With the expanding use of economic sanctions within and across jurisdictions, lawyers have to consider not just the wording of the relevant economic sanctions but also how regulators will interpret whether certain activity is compliant or not and how courts will reach conclusions.
Sometimes regulators take a position that does not align with the traditional legal view of a trade transaction, and sometimes a court case from years ago can still be relevant.
Sanctions: a case study
The historical case of Shanning International v.
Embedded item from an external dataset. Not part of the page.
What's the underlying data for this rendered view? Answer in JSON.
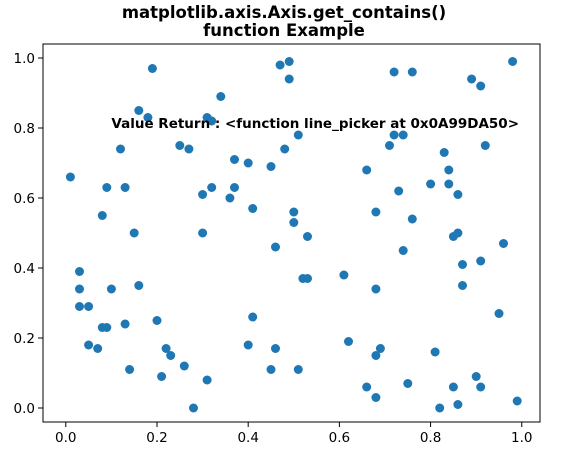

Lloyds TSB Bank plc  EWHC 280 (Comm) [England], affirmed in 2001, is a great example of this phenomenon.
Shanning International dealt with a demand by an Iranian bank (Rasheed Bank) under a demand guarantee issued by Lloyds TSB Bank.
The demand was made at a time when sanctions prohibited payment to the beneficiary, but the question arose as to whether payment would be due to the beneficiary after sanctions were lifted.
The court decided the demand itself was prohibited while sanctions were active, so the obligation to pay after sanctions were lifted would not arise.
The appeal court gave commentary regarding the ongoing nature of the obligation under a demand guarantee, particularly seeming to say that this would lead to “great commercial uncertainty” if the obligation remained outstanding.
What is interesting about this case is that the industry always treats the obligations of demand guarantees and other undertakings as ongoing––assuming no expiry has passed and the instrument has not been cancelled––and this is what actually creates certainty in the industry, not uncertainty.
The decision is known to have only been referred to once since the appeal, so there is no indication that it has been widely followed over the years, but similar concepts can be found in the UK and other sanction legislation.
While this case seems to go against established principles, the intent of the court in Shanning International appears narrower than upon first read. The intention seems to be to prevent a flood of demands on guarantees and indemnities due to the non-performance of contracts wherein the non-performance was caused solely by the imposition of sanctions.
It may be difficult in practice to make this determination, but it seems clear that if, for example, a contractor does not want to go to Russia to finish a project because of the war, but the activities under contract are not actually sanctioned, then the premise from this case likely will not apply.
In this regard, it seems the case and clauses do not actually result in the obligations ending (there is no cancellation of the guarantee or indemnity), but only a prohibition on demands made due to breaches of contract that arise solely because of sanctions.
In another instance that was previously reported in DCW, there was a US Office of Foreign Assets Control (OFAC) settlement which gave a view that payment of a confirmation by a confirming bank––when an issuing bank was sanctioned––would be a violation of US sanctions.
This was based on OFAC’s view that the issuing bank had an interest in the funds to be paid out by the confirming bank.
At least one letter of credit (LC) law expert observes that such a view is contrary to the legal view of a confirmation which is seen as its own separate obligation of the confirming bank to the beneficiary, from the obligation of the issuing bank to the beneficiary.
And it is difficult to see how an issuing bank has an interest in funds that a confirming bank must pay. The OFAC settlement raises significant caution as to payments under confirmations where there is any sanction nexus. So, aside from the legal risk if a bank does not pay under its legal obligation, there may be a regulatory risk of a sanctions breach if a bank does pay.